Gourdy Pierre, Bahloul Amar, Boultif Zahra, Gouet Didier, Guerci Bruno
Service de diabétologie, maladies métaboliques et nutrition, CHU et Université de Toulouse, Toulouse, France.
Sanofi, Gentilly, France.
Diabetes Ther. 2020 Jan;11(1):147-159. doi: 10.1007/s13300-019-00734-8. Epub 2019 Nov 28.
This study aimed to determine, in close to real-life conditions, the efficacy and safety of switching from any basal insulin to insulin glargine 300 U/mL (Gla-300) in patients with uncontrolled type 2 diabetes (T2D).
This was an interventional, multicenter, single-arm, prospective study with a 24-week treatment phase. Adult patients with T2D treated with basal insulin with or without other antidiabetics, HbA1c > 7.5%, and fasting self-monitored blood glucose (F-SMBG) > 130 mg/dL (mean of three measures) at baseline were included. Insulin dose was titrated to reach F-SMBG 90-130 mg/dL. Efficacy and safety were assessed at 12 weeks (W12) and 24 weeks (W24). The main outcome parameter was HbA1c change between baseline and W24. Safety parameters included self-reported hypoglycemia (any type). Patients' satisfaction with the treatment was assessed by the Diabetes Treatment Satisfaction Questionnaire (DTSQ).

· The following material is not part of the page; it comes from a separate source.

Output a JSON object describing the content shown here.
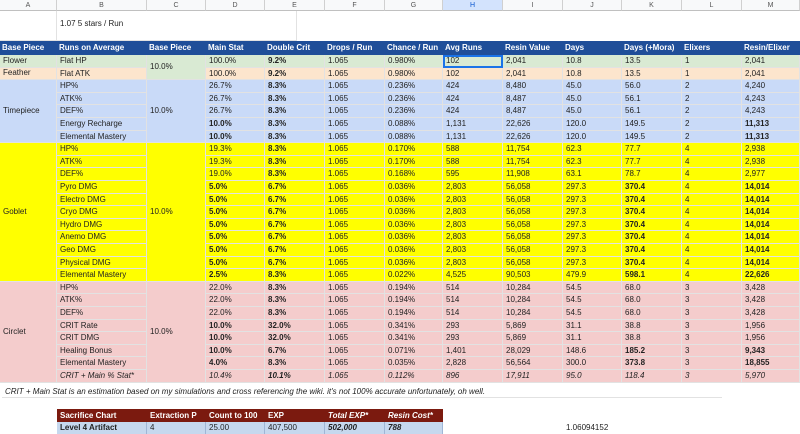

A total of 140 patients were included and 137 were treated. Mean HbA1c decreased from 8.64% at baseline to 8.14% at W12 (mean difference [95% CI] - 0.51% [- 0.64; - 0.38]) and 8.01% at W24 (- 0.64% [- 0.81; - 0.46]). Target F-SMBG was reached in 35.0% of the patients at W12 and 38.4% at W24. The percentages of patients reaching HbA1c levels < 7.0%, < 7.5%, and < 8.0% at W24 were 11.4%, 29.5%, and 50.8%, respectively, while only 31.6% had an HbA1c value < 8.0% at baseline. HbA1c reduction was greater in patients with higher baseline levels. During the treatment phase, 46.0% of the participants had at least one hypoglycemia event; 31.4% documented symptomatic hypoglycemia, 2.2% severe hypoglycemia, and 12.2% nocturnal hypoglycemia. Treatment satisfaction increased by 20% between baseline and W24.
These data, derived from close to real-life practice in France, confirm the reassuring results of randomized trials on the efficacy and safety of Gla-300.
EudraCT number 2015-002416-33.
本研究旨在评估在接近实际生活的条件下,将2型糖尿病(T2D)控制不佳患者从任何基础胰岛素转换为甘精胰岛素300 U/mL(Gla-300)的疗效和安全性。
这是一项干预性、多中心、单臂、前瞻性研究,治疗阶段为24周。纳入了接受基础胰岛素治疗(无论是否联用其他降糖药物)、糖化血红蛋白(HbA1c)>7.5%且基线时自我监测空腹血糖(F-SMBG)>130 mg/dL(三次测量的平均值)的成年T2D患者。胰岛素剂量进行滴定以达到F-SMBG 90-130 mg/dL。在12周(W12)和24周(W24)时评估疗效和安全性。主要结局参数为基线至W24时HbA1c的变化。安全参数包括自我报告的低血糖(任何类型)。通过糖尿病治疗满意度问卷(DTSQ)评估患者对治疗的满意度。
共纳入140例患者,137例接受治疗。平均HbA1c从基线时的8.64%降至W12时的8.14%(平均差值[95%置信区间]-0.51%[-0.64;-0.38]),W24时为8.01%(-0.64%[-0.81;-0.46])。W12时35.0%的患者、W24时38.4%的患者达到目标F-SMBG。W24时HbA1c水平<7.0%、<7.5%和<8.0%的患者比例分别为11.4%、29.5%和50.8%,而基线时只有31.6%的患者HbA1c值<8.0%。基线水平较高的患者HbA1c降低幅度更大。在治疗阶段,46.0%的参与者至少发生一次低血糖事件;31.4%记录有症状性低血糖,2.